Helps to stop fermentation of unwanted microorganisms (wild yeast)

It helps to prevent oxidation

Sulfur dioxide inhibits yeasts, preventing sweet wines from refermenting in the bottle. It’s an antioxidant, keeping the wine fresh and untainted by oxygen. Despite these magical properties, winemakers try to use as little sulfur dioxide as possible because many of them share a belief that the less you add to wine, the better.

Actual sulfite levels in wine range from about 30 to 150 parts per million (about the same as in dried apricots); the legal max in the United States is 350. White dessert wines have the most sulfur — followed by medium-sweet white wines and blush wines — because those types of wine need the most protection.
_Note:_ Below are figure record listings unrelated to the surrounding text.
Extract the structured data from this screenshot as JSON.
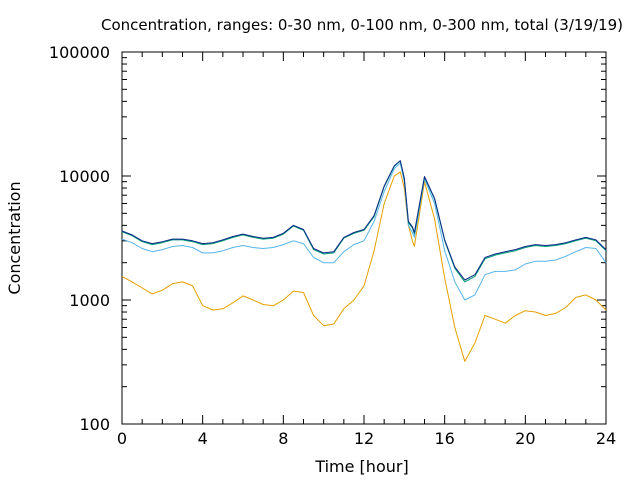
{
  "chart_data": {
    "type": "line",
    "title": "Concentration, ranges: 0-30 nm, 0-100 nm, 0-300 nm, total (3/19/19)",
    "xlabel": "Time [hour]",
    "ylabel": "Concentration",
    "xlim": [
      0,
      24
    ],
    "ylim": [
      100,
      100000
    ],
    "yscale": "log",
    "grid": false,
    "xticks": [
      0,
      4,
      8,
      12,
      16,
      20,
      24
    ],
    "xtick_labels": [
      "0",
      "4",
      "8",
      "12",
      "16",
      "20",
      "24"
    ],
    "yticks": [
      100,
      1000,
      10000,
      100000
    ],
    "ytick_labels": [
      "100",
      "1000",
      "10000",
      "100000"
    ],
    "series": [
      {
        "color": "#e69f00",
        "x": [
          0,
          0.5,
          1,
          1.5,
          2,
          2.5,
          3,
          3.5,
          4,
          4.5,
          5,
          5.5,
          6,
          6.5,
          7,
          7.5,
          8,
          8.5,
          9,
          9.5,
          10,
          10.5,
          11,
          11.5,
          12,
          12.5,
          13,
          13.5,
          13.8,
          14,
          14.2,
          14.4,
          14.5,
          15,
          15.5,
          16,
          16.5,
          17,
          17.5,
          18,
          18.5,
          19,
          19.5,
          20,
          20.5,
          21,
          21.5,
          22,
          22.5,
          23,
          23.5,
          24
        ],
        "y": [
          1550,
          1400,
          1250,
          1120,
          1200,
          1350,
          1400,
          1300,
          900,
          830,
          850,
          950,
          1080,
          1000,
          920,
          900,
          1000,
          1180,
          1150,
          750,
          620,
          640,
          850,
          1000,
          1300,
          2500,
          6000,
          10000,
          10800,
          8000,
          4000,
          3000,
          2700,
          9000,
          4500,
          1500,
          600,
          320,
          450,
          750,
          700,
          650,
          750,
          820,
          800,
          750,
          780,
          870,
          1050,
          1100,
          1000,
          830
        ]
      },
      {
        "color": "#56b4e9",
        "x": [
          0,
          0.5,
          1,
          1.5,
          2,
          2.5,
          3,
          3.5,
          4,
          4.5,
          5,
          5.5,
          6,
          6.5,
          7,
          7.5,
          8,
          8.5,
          9,
          9.5,
          10,
          10.5,
          11,
          11.5,
          12,
          12.5,
          13,
          13.5,
          13.8,
          14,
          14.2,
          14.4,
          14.5,
          15,
          15.5,
          16,
          16.5,
          17,
          17.5,
          18,
          18.5,
          19,
          19.5,
          20,
          20.5,
          21,
          21.5,
          22,
          22.5,
          23,
          23.5,
          24
        ],
        "y": [
          3100,
          2900,
          2600,
          2450,
          2550,
          2700,
          2750,
          2650,
          2400,
          2400,
          2500,
          2650,
          2750,
          2650,
          2600,
          2650,
          2800,
          3000,
          2850,
          2200,
          2000,
          2000,
          2450,
          2800,
          3000,
          4300,
          7500,
          11500,
          12700,
          9000,
          4000,
          3500,
          3200,
          9500,
          6000,
          2500,
          1400,
          1000,
          1100,
          1600,
          1700,
          1700,
          1750,
          1950,
          2050,
          2050,
          2100,
          2250,
          2450,
          2650,
          2600,
          2000
        ]
      },
      {
        "color": "#009e73",
        "x": [
          0,
          0.5,
          1,
          1.5,
          2,
          2.5,
          3,
          3.5,
          4,
          4.5,
          5,
          5.5,
          6,
          6.5,
          7,
          7.5,
          8,
          8.5,
          9,
          9.5,
          10,
          10.5,
          11,
          11.5,
          12,
          12.5,
          13,
          13.5,
          13.8,
          14,
          14.2,
          14.4,
          14.5,
          15,
          15.5,
          16,
          16.5,
          17,
          17.5,
          18,
          18.5,
          19,
          19.5,
          20,
          20.5,
          21,
          21.5,
          22,
          22.5,
          23,
          23.5,
          24
        ],
        "y": [
          3550,
          3300,
          2950,
          2800,
          2900,
          3050,
          3050,
          2950,
          2800,
          2850,
          3000,
          3200,
          3350,
          3200,
          3100,
          3150,
          3400,
          3950,
          3650,
          2550,
          2350,
          2400,
          3150,
          3450,
          3650,
          4700,
          8200,
          12000,
          13200,
          9500,
          4200,
          3800,
          3400,
          9800,
          6500,
          3000,
          1800,
          1400,
          1550,
          2150,
          2300,
          2400,
          2500,
          2650,
          2750,
          2700,
          2750,
          2850,
          3000,
          3150,
          3000,
          2500
        ]
      },
      {
        "color": "#0b2a8a",
        "x": [
          0,
          0.5,
          1,
          1.5,
          2,
          2.5,
          3,
          3.5,
          4,
          4.5,
          5,
          5.5,
          6,
          6.5,
          7,
          7.5,
          8,
          8.5,
          9,
          9.5,
          10,
          10.5,
          11,
          11.5,
          12,
          12.5,
          13,
          13.5,
          13.8,
          14,
          14.2,
          14.4,
          14.5,
          15,
          15.5,
          16,
          16.5,
          17,
          17.5,
          18,
          18.5,
          19,
          19.5,
          20,
          20.5,
          21,
          21.5,
          22,
          22.5,
          23,
          23.5,
          24
        ],
        "y": [
          3600,
          3350,
          3000,
          2850,
          2950,
          3100,
          3100,
          3000,
          2850,
          2900,
          3050,
          3250,
          3400,
          3250,
          3150,
          3200,
          3450,
          4000,
          3700,
          2600,
          2400,
          2450,
          3200,
          3500,
          3700,
          4800,
          8300,
          12100,
          13300,
          9600,
          4300,
          3900,
          3500,
          9900,
          6600,
          3050,
          1850,
          1450,
          1600,
          2200,
          2350,
          2450,
          2550,
          2700,
          2800,
          2750,
          2800,
          2900,
          3050,
          3200,
          3050,
          2550
        ]
      }
    ]
  }
}
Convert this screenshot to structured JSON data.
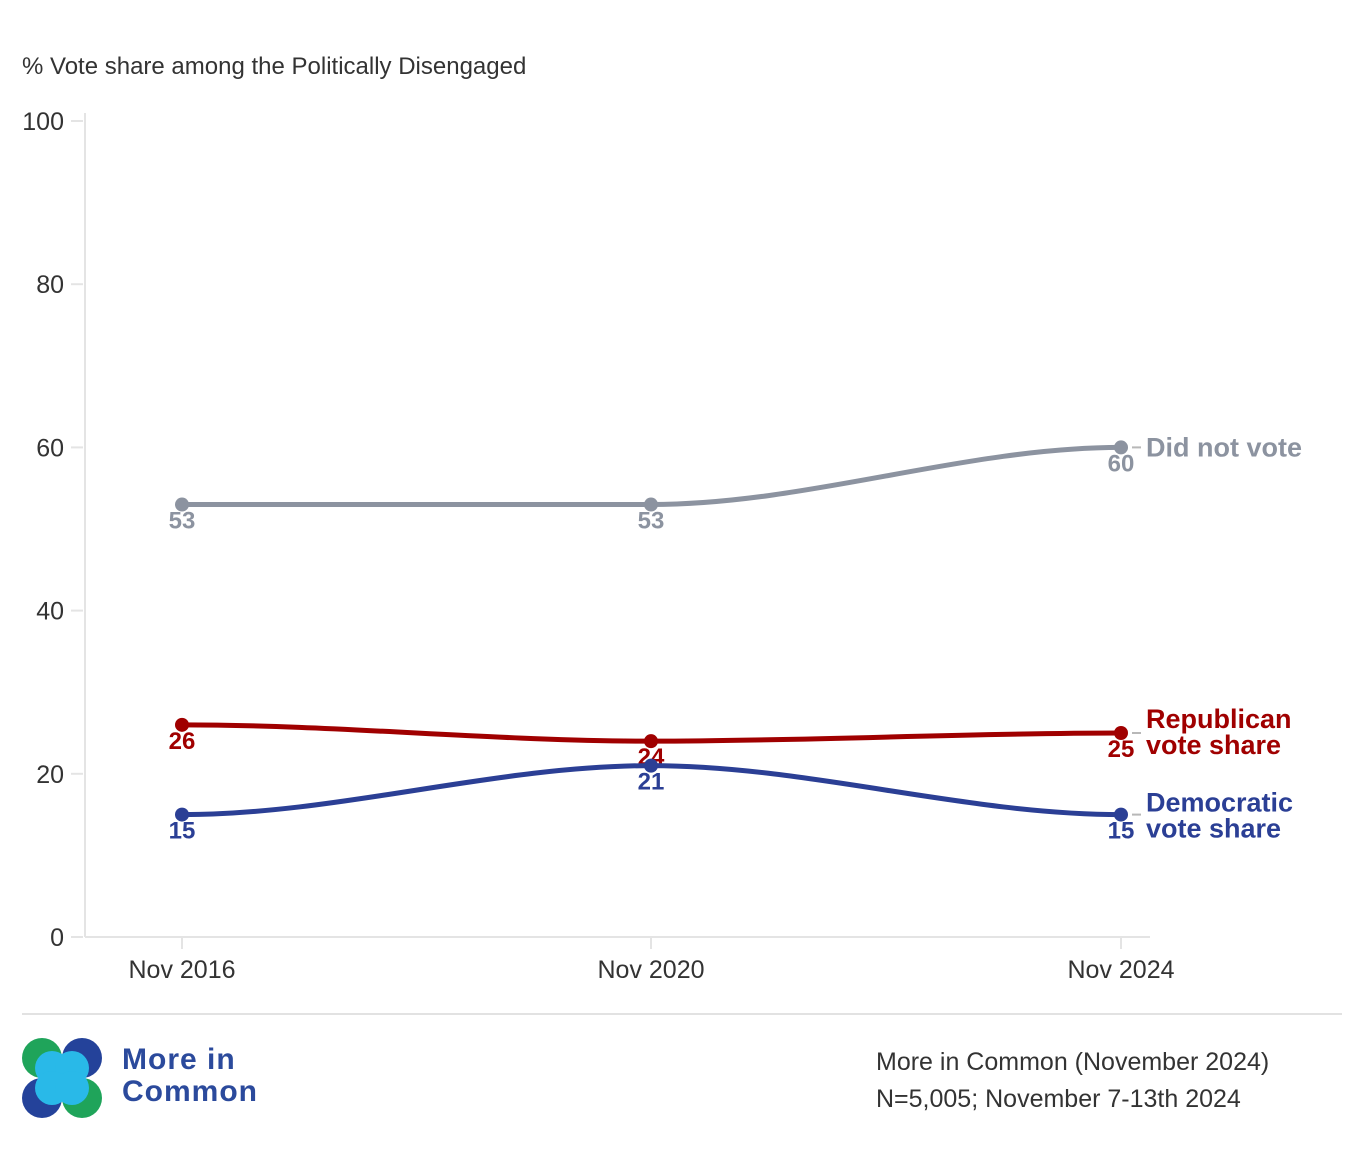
{
  "chart_data": {
    "type": "line",
    "ylabel": "% Vote share among the Politically Disengaged",
    "categories": [
      "Nov 2016",
      "Nov 2020",
      "Nov 2024"
    ],
    "ylim": [
      0,
      100
    ],
    "yticks": [
      0,
      20,
      40,
      60,
      80,
      100
    ],
    "grid": false,
    "series": [
      {
        "name": "Did not vote",
        "name_lines": [
          "Did not vote"
        ],
        "color": "#8c93a0",
        "values": [
          53,
          53,
          60
        ]
      },
      {
        "name": "Republican vote share",
        "name_lines": [
          "Republican",
          "vote share"
        ],
        "color": "#a00000",
        "values": [
          26,
          24,
          25
        ]
      },
      {
        "name": "Democratic vote share",
        "name_lines": [
          "Democratic",
          "vote share"
        ],
        "color": "#2b3f95",
        "values": [
          15,
          21,
          15
        ]
      }
    ]
  },
  "footer": {
    "brand_line1": "More in",
    "brand_line2": "Common",
    "source_line1": "More in Common (November 2024)",
    "source_line2": "N=5,005; November 7-13th 2024"
  },
  "colors": {
    "brand": "#2b4a9c",
    "logo_green": "#1fa45a",
    "logo_blue": "#24429a",
    "logo_cyan": "#29b9e8"
  }
}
Dry white wines generally have less, and dry reds have the least due to their tannins which act as a preservative.

Design2Brew recommends the use of sulfites in all homemade wines. Adding sulfites to your wine is easy. A good rule of thumb is to add ¼ teaspoon per 5-6 gallons each time you: first start your wine (not in kit wines because they already contain your initial dose), rack/transfer it (wine kits provide this dose), and bottle the wine (the sulfites are not included in wine kits). A more detailed discussion on sulfites can be found on Winemaker magazine’s Website, www.winemakermag.com.